Evangelio según San Mateo 5,43-48
Jesús dijo a sus discípulos:Ustedes han oído que se dijo: Amarás a tu prójimo y odiarás a tu enemigo.Pero yo les digo: Amen a sus enemigos, rueguen por sus perseguidores;así serán hijos del Padre que está en el cielo, porque él hace salir el sol sobre malos y buenos y hace caer la lluvia sobre justos e injustos.Si ustedes aman solamente a quienes los aman, ¿qué recompensa merecen? ¿No hacen lo mismo los publicanos?Y si saludan solamente a sus hermanos, ¿qué hacen de extraordinario? ¿No hacen lo mismo los paganos?Por lo tanto, sean perfectos como es perfecto el Padre que está en el cielo.
Queridos hermanos,
¿Es más difícil amar o saludar?
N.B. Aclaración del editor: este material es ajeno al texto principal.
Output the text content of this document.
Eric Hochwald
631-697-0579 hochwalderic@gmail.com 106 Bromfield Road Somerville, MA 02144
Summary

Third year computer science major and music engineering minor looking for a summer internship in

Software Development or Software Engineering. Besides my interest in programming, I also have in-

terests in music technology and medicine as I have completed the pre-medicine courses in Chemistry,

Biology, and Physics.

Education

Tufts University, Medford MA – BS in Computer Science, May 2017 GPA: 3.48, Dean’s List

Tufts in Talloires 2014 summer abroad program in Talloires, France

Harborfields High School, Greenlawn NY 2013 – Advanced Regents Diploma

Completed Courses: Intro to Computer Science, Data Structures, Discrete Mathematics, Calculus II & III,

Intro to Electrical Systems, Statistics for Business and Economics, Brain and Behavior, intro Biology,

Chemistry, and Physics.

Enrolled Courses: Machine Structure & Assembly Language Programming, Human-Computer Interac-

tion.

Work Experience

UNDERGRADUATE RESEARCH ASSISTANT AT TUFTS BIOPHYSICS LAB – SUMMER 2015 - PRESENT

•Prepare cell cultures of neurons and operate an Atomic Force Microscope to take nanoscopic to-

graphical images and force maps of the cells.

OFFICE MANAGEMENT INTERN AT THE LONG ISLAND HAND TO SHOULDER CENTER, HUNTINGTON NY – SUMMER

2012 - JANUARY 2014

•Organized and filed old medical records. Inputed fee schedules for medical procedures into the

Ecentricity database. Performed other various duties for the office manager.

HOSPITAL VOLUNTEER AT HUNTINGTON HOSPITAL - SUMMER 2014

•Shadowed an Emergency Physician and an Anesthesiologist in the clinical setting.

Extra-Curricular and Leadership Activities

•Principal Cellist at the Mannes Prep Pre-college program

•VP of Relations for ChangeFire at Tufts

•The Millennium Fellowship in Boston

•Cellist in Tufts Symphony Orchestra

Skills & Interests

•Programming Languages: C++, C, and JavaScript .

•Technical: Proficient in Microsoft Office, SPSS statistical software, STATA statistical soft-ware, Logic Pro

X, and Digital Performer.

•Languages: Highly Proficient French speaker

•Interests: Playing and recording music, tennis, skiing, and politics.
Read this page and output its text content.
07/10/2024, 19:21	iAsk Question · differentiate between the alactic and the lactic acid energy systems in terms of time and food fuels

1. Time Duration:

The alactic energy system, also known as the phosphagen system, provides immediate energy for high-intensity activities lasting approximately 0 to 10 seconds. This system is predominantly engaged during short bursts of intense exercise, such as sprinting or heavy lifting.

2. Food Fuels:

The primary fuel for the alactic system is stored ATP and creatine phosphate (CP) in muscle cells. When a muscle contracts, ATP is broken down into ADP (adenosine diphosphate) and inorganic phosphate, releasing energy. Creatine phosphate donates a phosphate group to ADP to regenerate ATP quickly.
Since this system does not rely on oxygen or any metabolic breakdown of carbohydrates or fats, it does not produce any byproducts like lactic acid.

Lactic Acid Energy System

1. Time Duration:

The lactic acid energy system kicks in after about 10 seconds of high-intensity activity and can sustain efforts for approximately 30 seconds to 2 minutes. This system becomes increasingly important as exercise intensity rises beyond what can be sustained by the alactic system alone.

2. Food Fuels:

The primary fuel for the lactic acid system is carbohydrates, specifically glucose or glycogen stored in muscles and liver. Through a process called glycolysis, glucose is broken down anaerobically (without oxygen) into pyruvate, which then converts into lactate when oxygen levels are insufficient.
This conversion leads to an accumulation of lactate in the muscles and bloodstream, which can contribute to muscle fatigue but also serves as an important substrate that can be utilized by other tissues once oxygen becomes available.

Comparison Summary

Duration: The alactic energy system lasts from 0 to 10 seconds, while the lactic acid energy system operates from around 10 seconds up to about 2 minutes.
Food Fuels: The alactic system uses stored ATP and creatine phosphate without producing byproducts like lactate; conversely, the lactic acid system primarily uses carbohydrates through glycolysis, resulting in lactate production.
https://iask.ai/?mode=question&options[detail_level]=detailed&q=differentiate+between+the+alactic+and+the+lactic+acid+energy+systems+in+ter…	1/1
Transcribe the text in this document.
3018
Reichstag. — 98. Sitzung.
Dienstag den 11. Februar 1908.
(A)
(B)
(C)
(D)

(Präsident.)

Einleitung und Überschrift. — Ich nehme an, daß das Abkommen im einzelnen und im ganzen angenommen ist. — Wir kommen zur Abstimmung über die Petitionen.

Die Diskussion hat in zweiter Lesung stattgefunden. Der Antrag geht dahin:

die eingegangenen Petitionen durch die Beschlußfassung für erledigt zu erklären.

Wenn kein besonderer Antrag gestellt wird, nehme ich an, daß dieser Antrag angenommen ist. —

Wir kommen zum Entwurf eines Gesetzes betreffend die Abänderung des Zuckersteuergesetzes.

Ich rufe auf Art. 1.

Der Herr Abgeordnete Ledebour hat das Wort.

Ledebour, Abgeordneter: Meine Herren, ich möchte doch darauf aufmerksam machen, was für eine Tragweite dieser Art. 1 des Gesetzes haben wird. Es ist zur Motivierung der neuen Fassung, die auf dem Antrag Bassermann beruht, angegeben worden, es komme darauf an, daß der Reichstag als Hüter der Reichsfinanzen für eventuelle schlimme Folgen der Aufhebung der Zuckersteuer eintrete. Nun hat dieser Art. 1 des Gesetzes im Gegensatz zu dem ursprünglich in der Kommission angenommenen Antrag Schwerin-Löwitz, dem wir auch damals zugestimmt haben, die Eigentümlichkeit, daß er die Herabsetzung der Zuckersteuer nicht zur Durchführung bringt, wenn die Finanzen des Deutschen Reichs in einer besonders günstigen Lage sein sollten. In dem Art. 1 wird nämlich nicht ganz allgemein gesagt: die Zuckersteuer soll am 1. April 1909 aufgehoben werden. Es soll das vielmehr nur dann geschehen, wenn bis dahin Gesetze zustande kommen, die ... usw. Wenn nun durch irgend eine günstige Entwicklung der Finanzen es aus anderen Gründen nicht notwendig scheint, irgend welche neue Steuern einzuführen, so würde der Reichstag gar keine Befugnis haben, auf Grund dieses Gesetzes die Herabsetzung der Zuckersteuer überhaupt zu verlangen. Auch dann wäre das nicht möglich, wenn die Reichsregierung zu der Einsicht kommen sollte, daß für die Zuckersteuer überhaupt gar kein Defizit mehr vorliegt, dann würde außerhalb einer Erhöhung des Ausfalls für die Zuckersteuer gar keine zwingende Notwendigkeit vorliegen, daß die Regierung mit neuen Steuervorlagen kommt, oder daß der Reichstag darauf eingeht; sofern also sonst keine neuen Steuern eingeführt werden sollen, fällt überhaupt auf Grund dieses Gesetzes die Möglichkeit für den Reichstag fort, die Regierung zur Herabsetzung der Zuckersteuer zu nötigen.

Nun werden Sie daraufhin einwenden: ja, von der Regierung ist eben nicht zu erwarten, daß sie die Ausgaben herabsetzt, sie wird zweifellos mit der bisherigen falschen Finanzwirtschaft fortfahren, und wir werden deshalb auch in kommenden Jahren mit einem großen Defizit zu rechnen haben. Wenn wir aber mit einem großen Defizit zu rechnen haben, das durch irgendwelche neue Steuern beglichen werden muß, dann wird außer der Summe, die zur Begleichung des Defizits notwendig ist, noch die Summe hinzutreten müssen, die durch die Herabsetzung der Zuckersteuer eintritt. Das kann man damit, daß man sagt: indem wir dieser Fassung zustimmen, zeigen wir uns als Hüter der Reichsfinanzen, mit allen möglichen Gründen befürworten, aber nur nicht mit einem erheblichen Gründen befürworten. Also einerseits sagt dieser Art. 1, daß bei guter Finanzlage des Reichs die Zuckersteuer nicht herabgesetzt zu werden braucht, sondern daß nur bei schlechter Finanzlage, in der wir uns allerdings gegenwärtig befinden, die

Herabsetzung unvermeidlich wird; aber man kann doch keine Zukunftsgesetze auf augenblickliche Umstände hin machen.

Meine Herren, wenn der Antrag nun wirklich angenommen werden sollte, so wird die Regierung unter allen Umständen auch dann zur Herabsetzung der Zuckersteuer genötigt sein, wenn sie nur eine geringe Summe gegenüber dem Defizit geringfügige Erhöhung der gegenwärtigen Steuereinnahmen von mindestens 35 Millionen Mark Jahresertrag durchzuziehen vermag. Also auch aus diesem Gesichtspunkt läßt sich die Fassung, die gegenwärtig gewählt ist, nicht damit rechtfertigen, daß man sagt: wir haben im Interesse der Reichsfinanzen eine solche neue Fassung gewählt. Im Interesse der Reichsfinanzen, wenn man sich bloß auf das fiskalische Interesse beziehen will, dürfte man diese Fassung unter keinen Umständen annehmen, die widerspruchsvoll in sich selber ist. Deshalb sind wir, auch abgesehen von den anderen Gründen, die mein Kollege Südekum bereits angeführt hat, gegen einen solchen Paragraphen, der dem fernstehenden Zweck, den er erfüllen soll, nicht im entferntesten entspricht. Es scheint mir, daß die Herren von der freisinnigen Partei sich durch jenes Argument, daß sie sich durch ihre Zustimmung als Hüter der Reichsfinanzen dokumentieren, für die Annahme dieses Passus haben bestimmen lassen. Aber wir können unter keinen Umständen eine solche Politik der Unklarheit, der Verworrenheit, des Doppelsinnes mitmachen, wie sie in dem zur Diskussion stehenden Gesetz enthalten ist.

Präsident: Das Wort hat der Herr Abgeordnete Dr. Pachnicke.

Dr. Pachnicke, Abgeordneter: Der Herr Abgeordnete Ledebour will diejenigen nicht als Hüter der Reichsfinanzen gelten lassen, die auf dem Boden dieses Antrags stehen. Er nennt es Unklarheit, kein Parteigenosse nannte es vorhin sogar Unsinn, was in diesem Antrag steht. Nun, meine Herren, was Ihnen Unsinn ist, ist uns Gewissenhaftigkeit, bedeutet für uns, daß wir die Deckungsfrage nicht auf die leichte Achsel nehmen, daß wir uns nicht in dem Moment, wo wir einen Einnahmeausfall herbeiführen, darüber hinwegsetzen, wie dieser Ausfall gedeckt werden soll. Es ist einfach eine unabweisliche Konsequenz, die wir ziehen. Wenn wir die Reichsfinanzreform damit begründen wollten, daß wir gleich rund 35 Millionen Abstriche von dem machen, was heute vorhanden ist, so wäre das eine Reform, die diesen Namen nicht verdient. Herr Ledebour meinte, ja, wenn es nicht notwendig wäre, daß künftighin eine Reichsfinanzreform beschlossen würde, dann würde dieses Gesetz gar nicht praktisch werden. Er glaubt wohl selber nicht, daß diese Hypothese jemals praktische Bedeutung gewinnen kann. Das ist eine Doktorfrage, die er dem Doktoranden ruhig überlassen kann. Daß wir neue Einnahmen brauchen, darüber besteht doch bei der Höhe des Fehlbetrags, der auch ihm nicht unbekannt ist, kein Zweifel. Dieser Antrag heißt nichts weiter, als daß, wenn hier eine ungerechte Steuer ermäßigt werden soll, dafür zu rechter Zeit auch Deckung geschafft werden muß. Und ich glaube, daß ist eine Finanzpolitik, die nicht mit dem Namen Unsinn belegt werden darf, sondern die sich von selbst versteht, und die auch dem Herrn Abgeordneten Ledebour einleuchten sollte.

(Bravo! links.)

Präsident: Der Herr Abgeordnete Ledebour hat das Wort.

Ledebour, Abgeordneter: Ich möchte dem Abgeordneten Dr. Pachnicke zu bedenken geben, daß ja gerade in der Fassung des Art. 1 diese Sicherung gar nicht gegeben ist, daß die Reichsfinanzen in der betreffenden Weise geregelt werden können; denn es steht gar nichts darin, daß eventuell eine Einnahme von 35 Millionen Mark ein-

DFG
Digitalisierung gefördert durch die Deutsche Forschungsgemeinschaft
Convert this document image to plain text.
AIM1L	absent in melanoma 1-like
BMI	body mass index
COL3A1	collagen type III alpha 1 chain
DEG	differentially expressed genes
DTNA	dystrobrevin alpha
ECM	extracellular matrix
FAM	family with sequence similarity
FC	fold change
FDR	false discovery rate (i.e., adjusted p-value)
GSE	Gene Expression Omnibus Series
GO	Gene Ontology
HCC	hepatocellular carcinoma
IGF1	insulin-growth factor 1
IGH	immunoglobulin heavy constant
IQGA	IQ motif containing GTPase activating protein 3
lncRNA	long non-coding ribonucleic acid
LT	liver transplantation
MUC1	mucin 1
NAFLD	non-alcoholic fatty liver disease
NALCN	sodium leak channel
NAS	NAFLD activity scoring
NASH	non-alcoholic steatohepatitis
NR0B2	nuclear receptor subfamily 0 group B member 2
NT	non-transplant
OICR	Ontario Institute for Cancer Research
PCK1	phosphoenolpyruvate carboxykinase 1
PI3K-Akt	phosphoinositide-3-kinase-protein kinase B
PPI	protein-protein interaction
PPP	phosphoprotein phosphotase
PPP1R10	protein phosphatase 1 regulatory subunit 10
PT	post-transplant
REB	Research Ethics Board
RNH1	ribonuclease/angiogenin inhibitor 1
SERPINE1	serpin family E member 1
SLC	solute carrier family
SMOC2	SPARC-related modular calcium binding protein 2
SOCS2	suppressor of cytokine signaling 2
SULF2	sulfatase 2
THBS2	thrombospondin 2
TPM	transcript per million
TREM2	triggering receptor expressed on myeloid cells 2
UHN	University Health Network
En principio, saludar. Claro, porque amar es suficientemente abstracto como para que yo pueda decir que amo a todo el mundo (e incluso lo diga convencido) y me quede tan tranquilo. Pero cuando tengo que se amable y “saludar” (no “echar un saludo” para cumplir) a todos aquellos que se cruzan en mi vida, la cosa se complica.
El saludo es una de las manifestaciones más sencillas de eso que llamamos amar incluso a los enemigos, y no siempre nos sale espontánemente. Las cosas se complican si pretendemos ir más allá, profundizar el trato o la relación. En efecto, sabiendo que a veces ya nos cuesta saludar cordialmente a algunas personas, ¡qué será amarlas con amor evangélico! Si pensamos en cuáles deberían ser las manifestaciones concretas de ese amor, entonces sí que es mucho más difícil amar que saludar. Pero, de momento, lo inmediato es el saludo. No estaría mal que empezáramos por ahí.
¿Es más difícil amar a los amigos o a los enemigos? En principio, a los amigos.
En ciertas ocasiones, amar a los amigos no es nada fácil. Porque son los que trato a diario; porque son los que me piden (y me dan) cosas, los que ocupan mi tiempo y mi energía. Y no siempre estoy “a partir un piñón” con ellos. Con aquellos que trato a frecuentemente es con quienes tengo enfrentamientos; siguen siendo mis amigos, claro, pero de vez en cuando esa relación de amistad requiere que renuncie a algunos de mis planteamientos, que pida perdón, que acepte criterios de otros…
A los enemigos (o a los rivales, o como los denomine) con no verlos... Si no me los encuentro no necesito contrastar o manifestar mi supuesto amor por ellos.
La conclusión es sencilla: empecemos por los de casa. El amor a los enemigos, bien entendido, es imposible de alcanzar si no soy capaz de saludar, siempre y cordialmente, a los amigos.